Prof. Larry Ribstein here and Prof. Steve Bainbridge here, discuss whether a controlling shareholder can appropriately demand more to sell their shares. Citing to various Delaware cases (including comments to the post), they discuss the issue in the context of the recently announced deal by Dow Jones, publisher of the Wall Street Journal, to Rupert Murdoch’s News Corp. Kevin O’Keefe refers here to the interesting aspect of the deal that includes the widely read Wall Street Journal Law Blog.  Here  is an excerpt from my short blog summary of the Chancery Court decision of last July, in Abraham v. Emerson Radio Corp., that discussed the duties of a controlling shareholder selling its shares for a premium:

The essence of the argument about why the complaint failed to state a claim, according to the court “is simple: under Delaware law, Emerson [the majority shareholder and seller] was free, as a general matter, to sell its majority bloc in Sports Supply for a premium that was not shared with the other Sport Supply stockholders.”

The complaint failed to allege adequate circumstances to support the suggestion that Emerson knew, suspected or should have suspected that the buyer was either a looter or was dishonest, and had improper plans for Sports Supply. The court was dubious that the common law of corporations would recognize a duty of care-based claim against the controlling stockholder for failing to (in the judgment of the court) examine the bona fides of a buyer, at least when the corporate charter contains an exculpatory provision authorized  expressly by DGCL Section 102(b)(7) [of Title 8 of the Delaware Code.]

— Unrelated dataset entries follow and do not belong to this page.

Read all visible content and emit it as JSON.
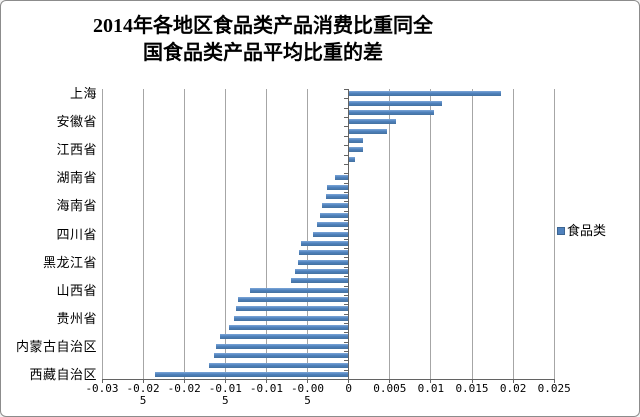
{
  "title": {
    "line1": "2014年各地区食品类产品消费比重同全",
    "line2": "国食品类产品平均比重的差"
  },
  "legend": {
    "items": [
      {
        "label": "食品类",
        "marker": "square-icon",
        "color": "#4f81bd"
      }
    ]
  },
  "colors": {
    "bar": "#4f81bd",
    "gridline": "#a6a6a6",
    "axis": "#636363",
    "figure_border": "#8c8c8c",
    "background": "#ffffff",
    "text": "#000000"
  },
  "chart_data": {
    "type": "bar",
    "orientation": "horizontal",
    "title": "2014年各地区食品类产品消费比重同全国食品类产品平均比重的差",
    "xlabel": "",
    "ylabel": "",
    "legend_entries": [
      "食品类"
    ],
    "legend_position": "right",
    "grid": true,
    "xlim": [
      -0.03,
      0.025
    ],
    "x_ticks": [
      -0.03,
      -0.025,
      -0.02,
      -0.015,
      -0.01,
      -0.005,
      0,
      0.005,
      0.01,
      0.015,
      0.02,
      0.025
    ],
    "x_tick_labels": [
      "-0.03",
      "-0.02\n5",
      "-0.02",
      "-0.01\n5",
      "-0.01",
      "-0.00\n5",
      "0",
      "0.005",
      "0.01",
      "0.015",
      "0.02",
      "0.025"
    ],
    "categories": [
      "上海",
      "",
      "",
      "安徽省",
      "",
      "",
      "江西省",
      "",
      "",
      "湖南省",
      "",
      "",
      "海南省",
      "",
      "",
      "四川省",
      "",
      "",
      "黑龙江省",
      "",
      "",
      "山西省",
      "",
      "",
      "贵州省",
      "",
      "",
      "内蒙古自治区",
      "",
      "",
      "西藏自治区"
    ],
    "series": [
      {
        "name": "食品类",
        "values": [
          0.0185,
          0.0114,
          0.0104,
          0.0057,
          0.0047,
          0.0018,
          0.0017,
          0.0008,
          0.0,
          -0.0017,
          -0.0026,
          -0.0028,
          -0.0033,
          -0.0035,
          -0.0039,
          -0.0044,
          -0.0058,
          -0.0061,
          -0.0062,
          -0.0065,
          -0.007,
          -0.012,
          -0.0135,
          -0.0137,
          -0.014,
          -0.0146,
          -0.0157,
          -0.0162,
          -0.0164,
          -0.017,
          -0.0236
        ]
      }
    ]
  }
}
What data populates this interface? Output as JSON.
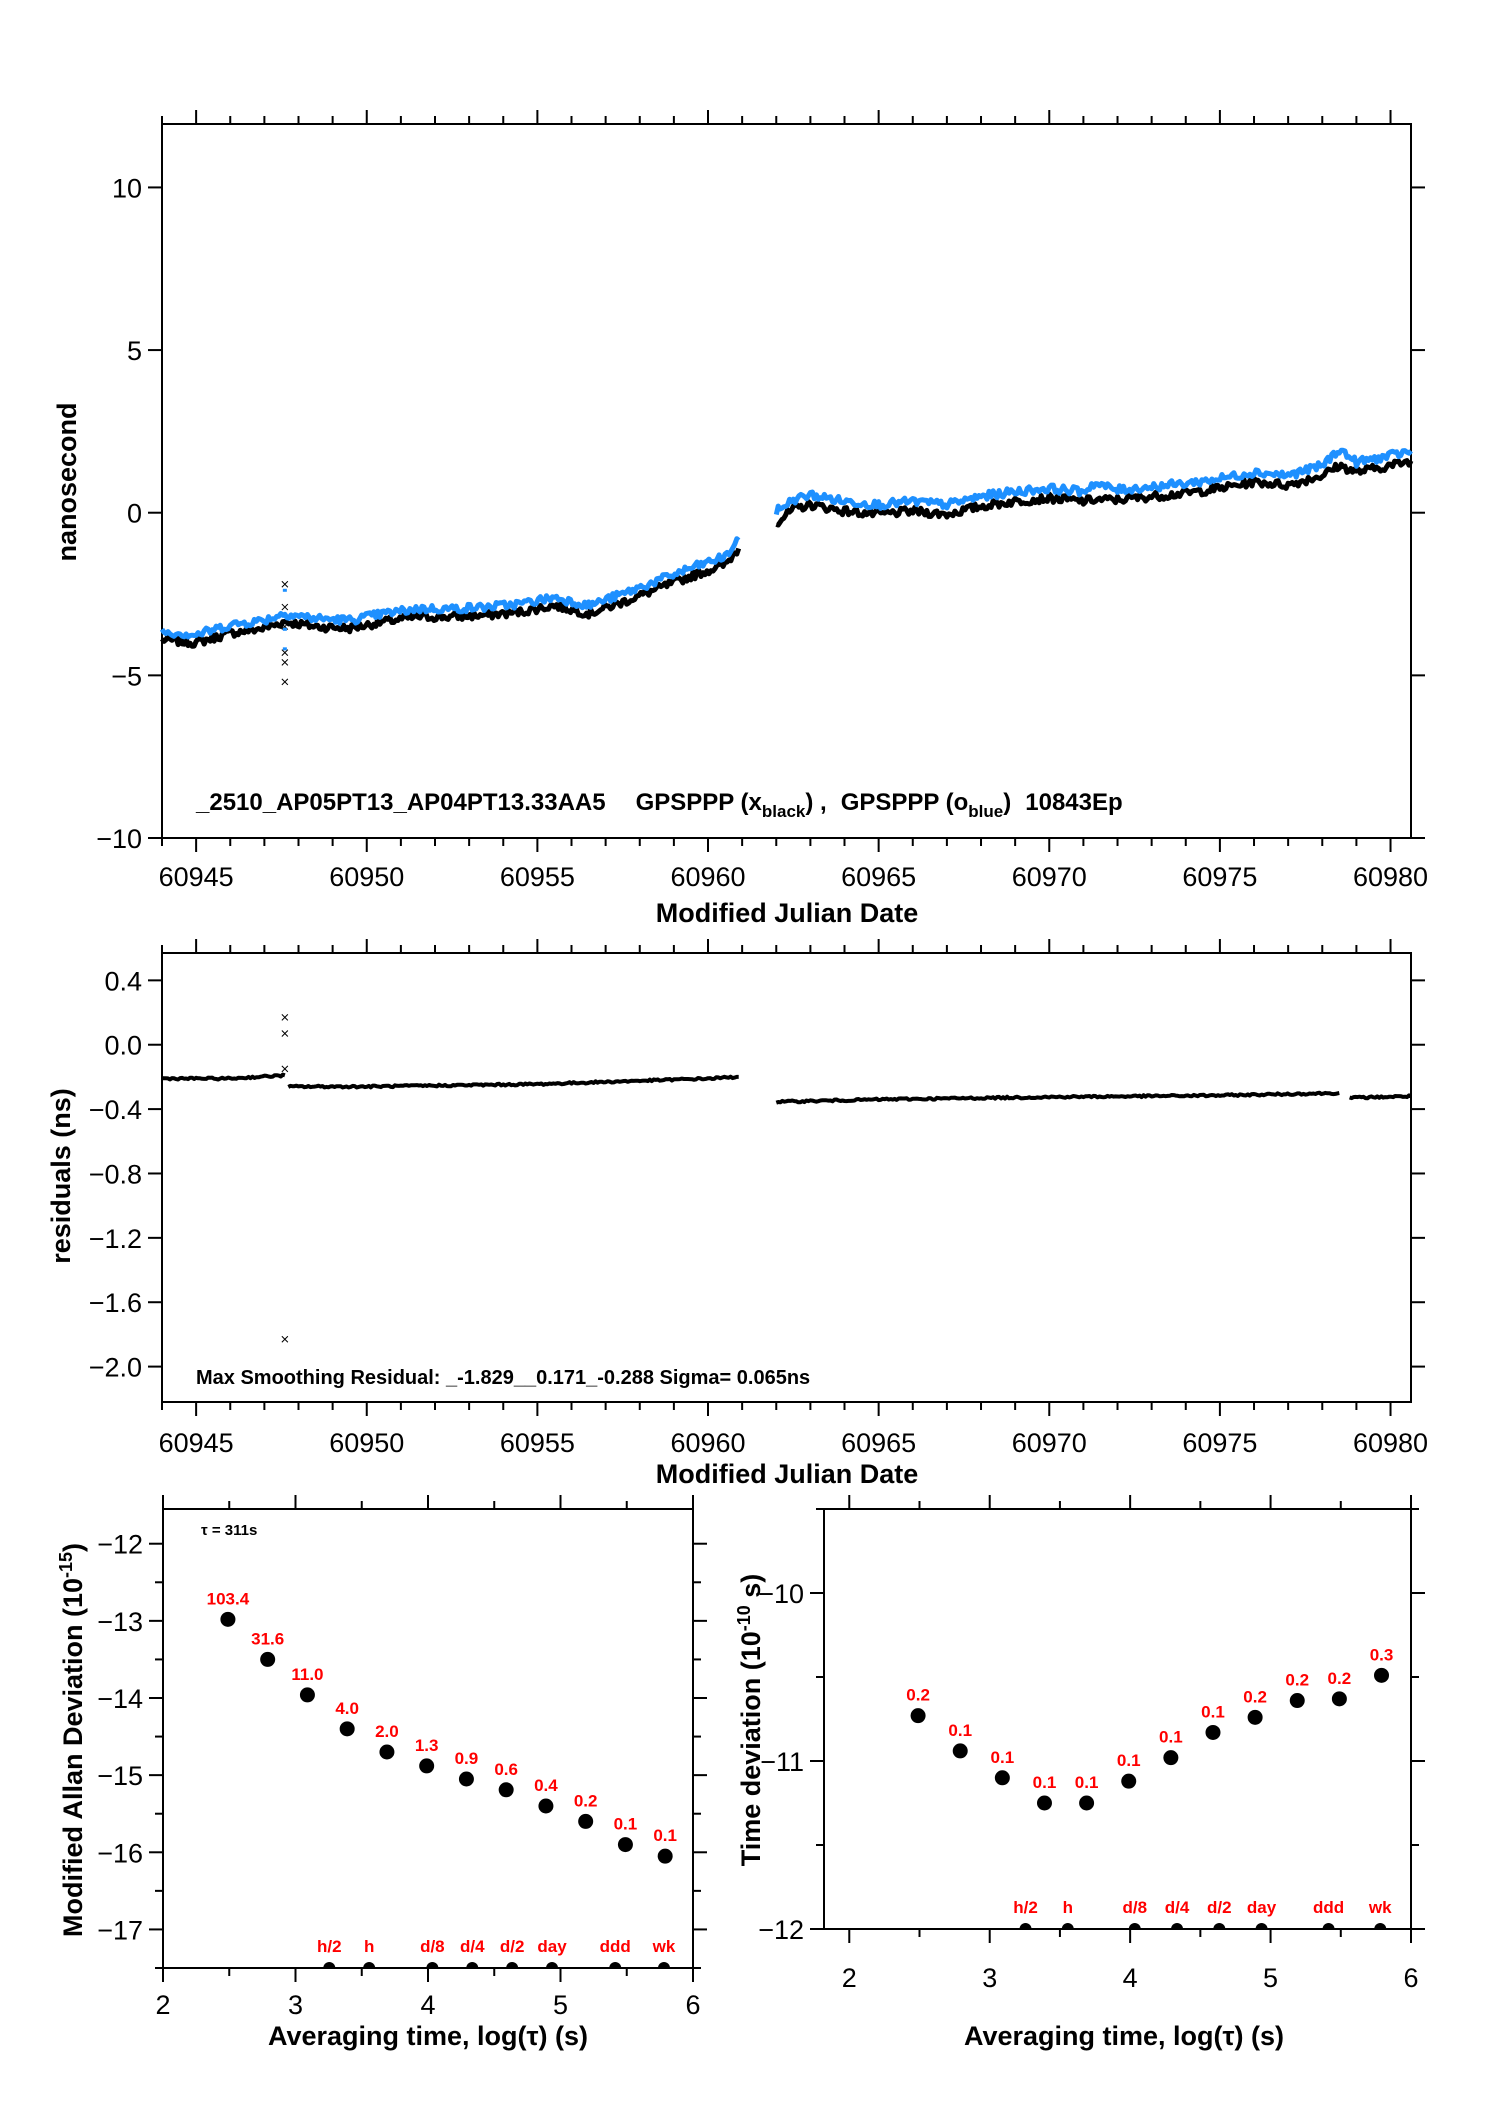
{
  "chart_data": [
    {
      "id": "phase",
      "type": "scatter",
      "title": "_2510_AP05PT13_AP04PT13.33AA5   GPSPPP (x_black) ,  GPSPPP (o_blue)  10843Ep",
      "annotation": {
        "main": "_2510_AP05PT13_AP04PT13.33AA5",
        "s1_prefix": "GPSPPP (x",
        "s1_sub": "black",
        "s1_suffix": ") ,",
        "s2_prefix": "GPSPPP (o",
        "s2_sub": "blue",
        "s2_suffix": ")",
        "tail": "10843Ep"
      },
      "xlabel": "Modified Julian Date",
      "ylabel": "nanosecond",
      "xlim": [
        60944,
        60980.6
      ],
      "ylim": [
        -10,
        11.95
      ],
      "xticks": [
        60945,
        60950,
        60955,
        60960,
        60965,
        60970,
        60975,
        60980
      ],
      "xtick_labels": [
        "60945",
        "60950",
        "60955",
        "60960",
        "60965",
        "60970",
        "60975",
        "60980"
      ],
      "yticks": [
        10,
        5,
        0,
        -5,
        -10
      ],
      "ytick_labels": [
        "10",
        "5",
        "0",
        "−5",
        "−10"
      ],
      "series": [
        {
          "name": "GPSPPP (x black)",
          "color": "#000000",
          "marker": "x",
          "segments": [
            {
              "x": [
                60944.0,
                60945.0,
                60946.0,
                60947.0,
                60947.6,
                60948.5,
                60949.5,
                60950.5,
                60951.5,
                60952.5,
                60953.5,
                60954.5,
                60955.5,
                60956.5,
                60957.5,
                60958.5,
                60959.5,
                60960.5,
                60960.9
              ],
              "y": [
                -3.9,
                -4.0,
                -3.7,
                -3.55,
                -3.35,
                -3.5,
                -3.55,
                -3.35,
                -3.2,
                -3.2,
                -3.15,
                -3.05,
                -2.85,
                -3.1,
                -2.75,
                -2.35,
                -1.95,
                -1.6,
                -1.1
              ]
            },
            {
              "x": [
                60962.0,
                60962.5,
                60963.0,
                60964.0,
                60965.0,
                60966.0,
                60967.0,
                60968.0,
                60969.0,
                60970.0,
                60971.0,
                60971.3,
                60972.0,
                60973.0,
                60974.0,
                60975.0,
                60976.0,
                60977.0,
                60978.0,
                60978.5,
                60979.0,
                60980.0,
                60980.6
              ],
              "y": [
                -0.3,
                0.1,
                0.25,
                0.05,
                -0.05,
                0.05,
                -0.05,
                0.2,
                0.35,
                0.45,
                0.35,
                0.4,
                0.4,
                0.5,
                0.6,
                0.75,
                0.95,
                0.85,
                1.15,
                1.45,
                1.25,
                1.45,
                1.6
              ]
            }
          ],
          "outliers": {
            "x": [
              60947.6,
              60947.6,
              60947.6,
              60947.6,
              60947.6,
              60947.6
            ],
            "y": [
              -2.2,
              -2.9,
              -3.5,
              -4.3,
              -4.6,
              -5.2
            ]
          }
        },
        {
          "name": "GPSPPP (o blue)",
          "color": "#1e90ff",
          "marker": "o",
          "segments": [
            {
              "x": [
                60944.0,
                60945.0,
                60946.0,
                60947.0,
                60947.6,
                60948.5,
                60949.5,
                60950.5,
                60951.5,
                60952.5,
                60953.5,
                60954.5,
                60955.5,
                60956.5,
                60957.5,
                60958.5,
                60959.5,
                60960.5,
                60960.9
              ],
              "y": [
                -3.65,
                -3.75,
                -3.45,
                -3.3,
                -3.1,
                -3.25,
                -3.3,
                -3.1,
                -2.95,
                -2.95,
                -2.9,
                -2.8,
                -2.6,
                -2.85,
                -2.5,
                -2.1,
                -1.7,
                -1.35,
                -0.85
              ]
            },
            {
              "x": [
                60962.0,
                60962.5,
                60963.0,
                60964.0,
                60965.0,
                60966.0,
                60967.0,
                60968.0,
                60969.0,
                60970.0,
                60971.0,
                60971.3,
                60972.0,
                60973.0,
                60974.0,
                60975.0,
                60976.0,
                60977.0,
                60978.0,
                60978.5,
                60979.0,
                60980.0,
                60980.6
              ],
              "y": [
                0.05,
                0.4,
                0.55,
                0.35,
                0.25,
                0.35,
                0.25,
                0.5,
                0.65,
                0.75,
                0.65,
                0.9,
                0.7,
                0.8,
                0.9,
                1.05,
                1.25,
                1.15,
                1.45,
                1.95,
                1.55,
                1.75,
                1.9
              ]
            }
          ],
          "outliers": {
            "x": [
              60947.6,
              60947.6,
              60947.6,
              60947.6
            ],
            "y": [
              -2.4,
              -3.2,
              -3.6,
              -4.2
            ]
          }
        }
      ]
    },
    {
      "id": "residuals",
      "type": "scatter",
      "xlabel": "Modified Julian Date",
      "ylabel": "residuals (ns)",
      "annotation": "Max Smoothing Residual: _-1.829__0.171_-0.288  Sigma= 0.065ns",
      "xlim": [
        60944,
        60980.6
      ],
      "ylim": [
        -2.22,
        0.57
      ],
      "xticks": [
        60945,
        60950,
        60955,
        60960,
        60965,
        60970,
        60975,
        60980
      ],
      "xtick_labels": [
        "60945",
        "60950",
        "60955",
        "60960",
        "60965",
        "60970",
        "60975",
        "60980"
      ],
      "yticks": [
        0.4,
        0.0,
        -0.4,
        -0.8,
        -1.2,
        -1.6,
        -2.0
      ],
      "ytick_labels": [
        "0.4",
        "0.0",
        "−0.4",
        "−0.8",
        "−1.2",
        "−1.6",
        "−2.0"
      ],
      "series": [
        {
          "name": "residuals",
          "color": "#000000",
          "marker": "x",
          "segments": [
            {
              "x": [
                60944.0,
                60946.0,
                60947.6
              ],
              "y": [
                -0.21,
                -0.21,
                -0.19
              ]
            },
            {
              "x": [
                60947.7,
                60950.0,
                60955.0,
                60960.0,
                60960.9
              ],
              "y": [
                -0.26,
                -0.26,
                -0.245,
                -0.21,
                -0.2
              ]
            },
            {
              "x": [
                60962.0,
                60965.0,
                60970.0,
                60975.0,
                60978.5
              ],
              "y": [
                -0.355,
                -0.34,
                -0.325,
                -0.315,
                -0.3
              ]
            },
            {
              "x": [
                60978.8,
                60980.6
              ],
              "y": [
                -0.33,
                -0.32
              ]
            }
          ],
          "outliers": {
            "x": [
              60947.6,
              60947.6,
              60947.6,
              60947.6
            ],
            "y": [
              0.17,
              0.07,
              -0.15,
              -1.83
            ]
          }
        }
      ]
    },
    {
      "id": "mdev",
      "type": "scatter",
      "xlabel": "Averaging time, log(τ) (s)",
      "ylabel_main": "Modified Allan Deviation (10",
      "ylabel_sup": "-15",
      "ylabel_end": ")",
      "annotation": "τ = 311s",
      "xlim": [
        2,
        6
      ],
      "ylim": [
        -17.5,
        -11.55
      ],
      "xticks": [
        2,
        3,
        4,
        5,
        6
      ],
      "xtick_labels": [
        "2",
        "3",
        "4",
        "5",
        "6"
      ],
      "yticks": [
        -12,
        -13,
        -14,
        -15,
        -16,
        -17
      ],
      "ytick_labels": [
        "−12",
        "−13",
        "−14",
        "−15",
        "−16",
        "−17"
      ],
      "x": [
        2.49,
        2.79,
        3.09,
        3.39,
        3.69,
        3.99,
        4.29,
        4.59,
        4.89,
        5.19,
        5.49,
        5.79
      ],
      "y": [
        -12.98,
        -13.5,
        -13.96,
        -14.4,
        -14.7,
        -14.88,
        -15.05,
        -15.19,
        -15.4,
        -15.6,
        -15.9,
        -16.05
      ],
      "point_labels": [
        "103.4",
        "31.6",
        "11.0",
        "4.0",
        "2.0",
        "1.3",
        "0.9",
        "0.6",
        "0.4",
        "0.2",
        "0.1",
        "0.1"
      ],
      "time_markers": {
        "x": [
          3.255,
          3.556,
          4.033,
          4.334,
          4.635,
          4.936,
          5.413,
          5.781
        ],
        "labels": [
          "h/2",
          "h",
          "d/8",
          "d/4",
          "d/2",
          "day",
          "ddd",
          "wk"
        ]
      }
    },
    {
      "id": "tdev",
      "type": "scatter",
      "xlabel": "Averaging time, log(τ) (s)",
      "ylabel_main": "Time deviation (10",
      "ylabel_sup": "-10",
      "ylabel_end": " s)",
      "xlim": [
        1.82,
        6.0
      ],
      "ylim": [
        -12,
        -9.5
      ],
      "xticks": [
        2,
        3,
        4,
        5,
        6
      ],
      "xtick_labels": [
        "2",
        "3",
        "4",
        "5",
        "6"
      ],
      "yticks": [
        -10,
        -11,
        -12
      ],
      "ytick_labels": [
        "−10",
        "−11",
        "−12"
      ],
      "x": [
        2.49,
        2.79,
        3.09,
        3.39,
        3.69,
        3.99,
        4.29,
        4.59,
        4.89,
        5.19,
        5.49,
        5.79
      ],
      "y": [
        -10.73,
        -10.94,
        -11.1,
        -11.25,
        -11.25,
        -11.12,
        -10.98,
        -10.83,
        -10.74,
        -10.64,
        -10.63,
        -10.49
      ],
      "point_labels": [
        "0.2",
        "0.1",
        "0.1",
        "0.1",
        "0.1",
        "0.1",
        "0.1",
        "0.1",
        "0.2",
        "0.2",
        "0.2",
        "0.3"
      ],
      "time_markers": {
        "x": [
          3.255,
          3.556,
          4.033,
          4.334,
          4.635,
          4.936,
          5.413,
          5.781
        ],
        "labels": [
          "h/2",
          "h",
          "d/8",
          "d/4",
          "d/2",
          "day",
          "ddd",
          "wk"
        ]
      }
    }
  ],
  "colors": {
    "series_black": "#000000",
    "series_blue": "#1e90ff",
    "label_red": "#ff0000"
  }
}
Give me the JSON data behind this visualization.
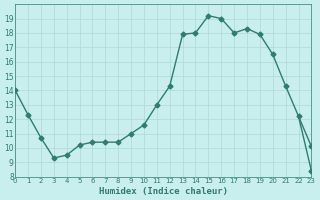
{
  "x": [
    0,
    1,
    2,
    3,
    4,
    5,
    6,
    7,
    8,
    9,
    10,
    11,
    12,
    13,
    14,
    15,
    16,
    17,
    18,
    19,
    20,
    21,
    22,
    23
  ],
  "y": [
    14,
    12.3,
    10.7,
    9.3,
    9.5,
    10.2,
    10.4,
    10.4,
    10.4,
    11.0,
    11.6,
    13.0,
    14.3,
    17.9,
    18.0,
    19.2,
    19.0,
    18.0,
    18.3,
    17.9,
    16.5,
    14.3,
    12.2,
    10.1
  ],
  "last_y": 8.4,
  "line_color": "#2e7d6e",
  "bg_color": "#c8eeee",
  "grid_color": "#b0d8d8",
  "tick_color": "#2e7d6e",
  "xlabel": "Humidex (Indice chaleur)",
  "ylim": [
    8,
    20
  ],
  "xlim": [
    0,
    23
  ],
  "yticks": [
    8,
    9,
    10,
    11,
    12,
    13,
    14,
    15,
    16,
    17,
    18,
    19
  ],
  "xticks": [
    0,
    1,
    2,
    3,
    4,
    5,
    6,
    7,
    8,
    9,
    10,
    11,
    12,
    13,
    14,
    15,
    16,
    17,
    18,
    19,
    20,
    21,
    22,
    23
  ]
}
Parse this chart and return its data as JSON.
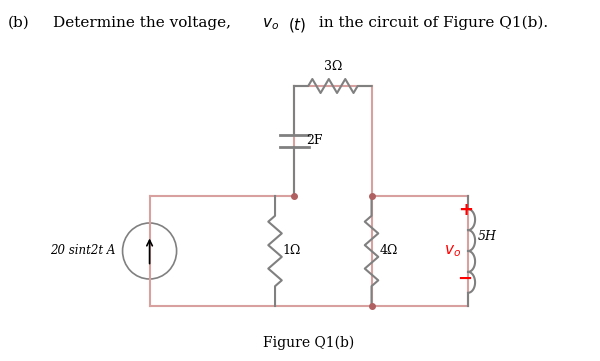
{
  "title_part_b": "(b)",
  "title_text": "Determine the voltage, ",
  "title_vo": "v",
  "title_o_sub": "o",
  "title_rest": "(t) in the circuit of Figure Q1(b).",
  "fig_label": "Figure Q1(b)",
  "circuit_color": "#d9a0a0",
  "bg_color": "#ffffff",
  "source_label": "20 sint2t A",
  "r1_label": "1Ω",
  "r2_label": "3Ω",
  "r3_label": "4Ω",
  "c_label": "2F",
  "l_label": "5H",
  "vo_label": "vₒ"
}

 Thus, the court reasoned, when the board itself is exempt from liability for violations of the duty of care, pursuant to the DGCL, by what logic would the judiciary extend liability to a controlling shareholder exercising its ordinarily unfettered right to sell its shares? The court concluded its reasoning in dismissing the claims by observing that, when opposing the basic right of every stockholder to sell its shares: “a plaintiff seeking to support the claim must plead facts that indicate that the controller knew there was a risk that the buyer was a looter or otherwise intended to extract illegal rents from the subsidiary, at the expense of the subsidiary’s remaining stockholders.”